18 de setembro de 2026
SAÚDE

Procedimento raro garante segurança de gestante e bebê; VEJA

Por Vitória Duarte | JP1 |
| Tempo de leitura: 2 min
Unimed Piracicaba
Procedimento realizado no Hospital Unimed Piracicaba envolveu mais de 15 profissionais e foi planejado para reduzir os riscos de hemorragia durante o parto de uma gestante com acretismo placentário.

O Hospital Unimed Piracicaba realizou um procedimento raro e de alta complexidade para garantir a segurança de uma gestante de 33 anos e de seu bebê. Beneficiária da Unimed Limeira e em sua segunda gravidez, a paciente deu à luz um menino saudável, com 37 semanas de gestação, em uma cirurgia que reuniu mais de 15 profissionais, entre médicos, enfermeiros e técnicos de enfermagem.

O caso envolvia acretismo placentário, condição em que a placenta se fixa de maneira anormal e profunda na parede do útero. A situação pode provocar hemorragia grave durante o parto e exige planejamento e atuação integrada de diferentes especialidades médicas.

VEJA MAIS :

Estrutura preparada para o procedimento

A cirurgia foi realizada na Hemodinâmica da Unidade do Coração do Hospital Unimed Piracicaba, espaço com estrutura híbrida e recursos tecnológicos que possibilitaram maior controle do sangramento durante a intervenção.

Segundo o ginecologista e obstetra Ricardo Amalfi, responsável pela cirurgia, a escolha do ambiente foi estratégica diante da complexidade do caso.

Antes da cesárea, a equipe de urologia realizou a passagem de um cateter Duplo J, dispositivo utilizado para identificar e proteger os ureteres, canais que conduzem a urina dos rins até a bexiga.

Em casos de acretismo placentário, a placenta pode atingir estruturas próximas ao útero, aumentando o risco de lesões nas vias urinárias durante a cirurgia.

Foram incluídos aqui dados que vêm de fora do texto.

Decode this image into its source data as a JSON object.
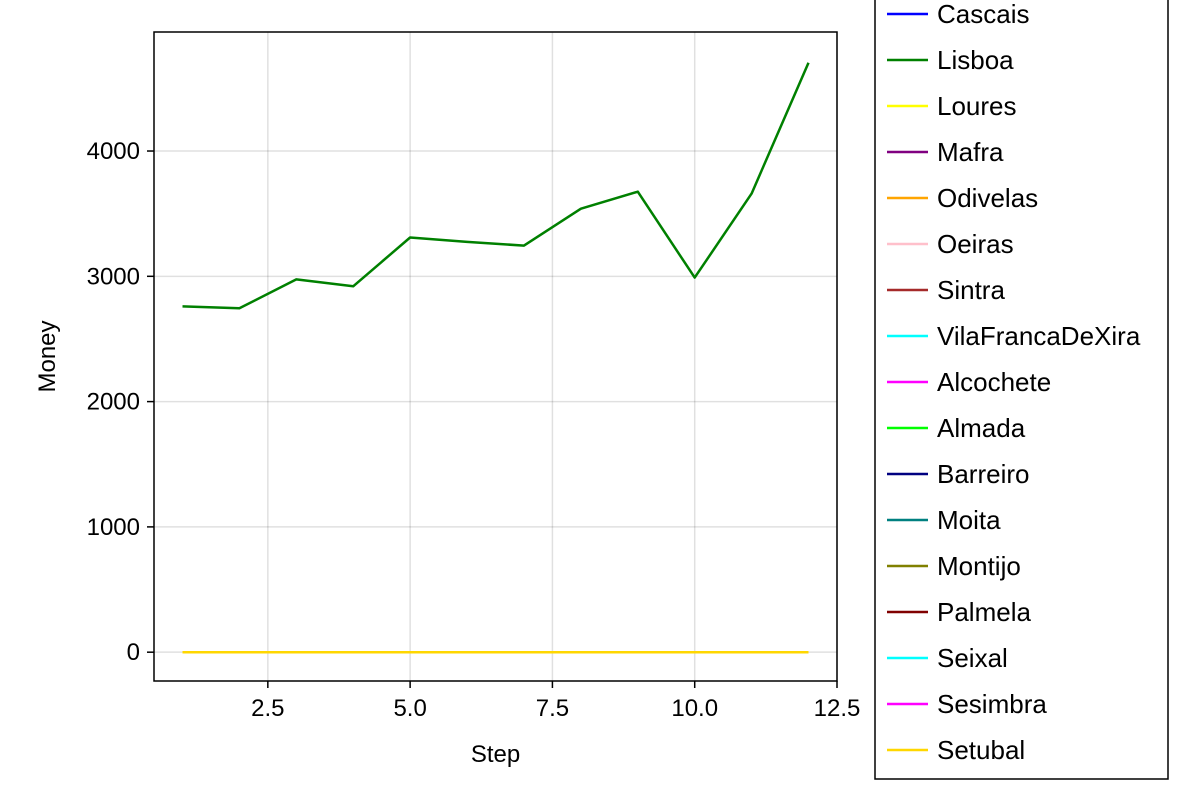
{
  "chart_data": {
    "type": "line",
    "title": "",
    "xlabel": "Step",
    "ylabel": "Money",
    "xlim": [
      0.5,
      12.5
    ],
    "ylim": [
      -230,
      4950
    ],
    "xticks": [
      2.5,
      5.0,
      7.5,
      10.0,
      12.5
    ],
    "xtick_labels": [
      "2.5",
      "5.0",
      "7.5",
      "10.0",
      "12.5"
    ],
    "yticks": [
      0,
      1000,
      2000,
      3000,
      4000
    ],
    "ytick_labels": [
      "0",
      "1000",
      "2000",
      "3000",
      "4000"
    ],
    "grid": true,
    "legend_position": "right",
    "x": [
      1,
      2,
      3,
      4,
      5,
      6,
      7,
      8,
      9,
      10,
      11,
      12
    ],
    "series": [
      {
        "name": "Cascais",
        "color": "#0000ff",
        "values": [
          0,
          0,
          0,
          0,
          0,
          0,
          0,
          0,
          0,
          0,
          0,
          0
        ]
      },
      {
        "name": "Lisboa",
        "color": "#008000",
        "values": [
          2760,
          2745,
          2975,
          2920,
          3310,
          3275,
          3245,
          3540,
          3675,
          2990,
          3660,
          4705
        ]
      },
      {
        "name": "Loures",
        "color": "#ffff00",
        "values": [
          0,
          0,
          0,
          0,
          0,
          0,
          0,
          0,
          0,
          0,
          0,
          0
        ]
      },
      {
        "name": "Mafra",
        "color": "#800080",
        "values": [
          0,
          0,
          0,
          0,
          0,
          0,
          0,
          0,
          0,
          0,
          0,
          0
        ]
      },
      {
        "name": "Odivelas",
        "color": "#ffa500",
        "values": [
          0,
          0,
          0,
          0,
          0,
          0,
          0,
          0,
          0,
          0,
          0,
          0
        ]
      },
      {
        "name": "Oeiras",
        "color": "#ffc0cb",
        "values": [
          0,
          0,
          0,
          0,
          0,
          0,
          0,
          0,
          0,
          0,
          0,
          0
        ]
      },
      {
        "name": "Sintra",
        "color": "#a52a2a",
        "values": [
          0,
          0,
          0,
          0,
          0,
          0,
          0,
          0,
          0,
          0,
          0,
          0
        ]
      },
      {
        "name": "VilaFrancaDeXira",
        "color": "#00ffff",
        "values": [
          0,
          0,
          0,
          0,
          0,
          0,
          0,
          0,
          0,
          0,
          0,
          0
        ]
      },
      {
        "name": "Alcochete",
        "color": "#ff00ff",
        "values": [
          0,
          0,
          0,
          0,
          0,
          0,
          0,
          0,
          0,
          0,
          0,
          0
        ]
      },
      {
        "name": "Almada",
        "color": "#00ff00",
        "values": [
          0,
          0,
          0,
          0,
          0,
          0,
          0,
          0,
          0,
          0,
          0,
          0
        ]
      },
      {
        "name": "Barreiro",
        "color": "#000080",
        "values": [
          0,
          0,
          0,
          0,
          0,
          0,
          0,
          0,
          0,
          0,
          0,
          0
        ]
      },
      {
        "name": "Moita",
        "color": "#008080",
        "values": [
          0,
          0,
          0,
          0,
          0,
          0,
          0,
          0,
          0,
          0,
          0,
          0
        ]
      },
      {
        "name": "Montijo",
        "color": "#808000",
        "values": [
          0,
          0,
          0,
          0,
          0,
          0,
          0,
          0,
          0,
          0,
          0,
          0
        ]
      },
      {
        "name": "Palmela",
        "color": "#800000",
        "values": [
          0,
          0,
          0,
          0,
          0,
          0,
          0,
          0,
          0,
          0,
          0,
          0
        ]
      },
      {
        "name": "Seixal",
        "color": "#00ffff",
        "values": [
          0,
          0,
          0,
          0,
          0,
          0,
          0,
          0,
          0,
          0,
          0,
          0
        ]
      },
      {
        "name": "Sesimbra",
        "color": "#ff00ff",
        "values": [
          0,
          0,
          0,
          0,
          0,
          0,
          0,
          0,
          0,
          0,
          0,
          0
        ]
      },
      {
        "name": "Setubal",
        "color": "#ffd700",
        "values": [
          0,
          0,
          0,
          0,
          0,
          0,
          0,
          0,
          0,
          0,
          0,
          0
        ]
      }
    ]
  }
}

Controle do fluxo sanguíneo

Na sequência, a equipe de Hemodinâmica realizou o cateterismo e o bloqueio temporário das artérias ilíacas internas, vasos que participam do suprimento sanguíneo da região pélvica.

A técnica teve como objetivo reduzir temporariamente o fluxo de sangue para a região durante o procedimento, contribuindo para o controle de possíveis sangramentos e para a segurança da paciente.

Após o nascimento do bebê, as equipes realizaram uma histerectomia, cirurgia que consiste na retirada do útero e que pode ser necessária em casos graves de acretismo placentário para controlar ou evitar hemorragias.

Atuação integrada

Mais de 15 profissionais participaram da cirurgia, envolvendo as equipes de obstetrícia, urologia e hemodinâmica.

Para Carlos Joussef, ginecologista, obstetra e presidente da Unimed Piracicaba, que também participou do procedimento, a integração entre as especialidades foi fundamental para o atendimento do caso.

O resultado, segundo a equipe, reforça a importância do planejamento, da experiência dos profissionais e da disponibilidade de uma estrutura hospitalar preparada para procedimentos de alta complexidade.

Para Ricardo Amalfi, cada etapa foi planejada com o objetivo de reduzir os riscos e proporcionar maior segurança à paciente e ao bebê.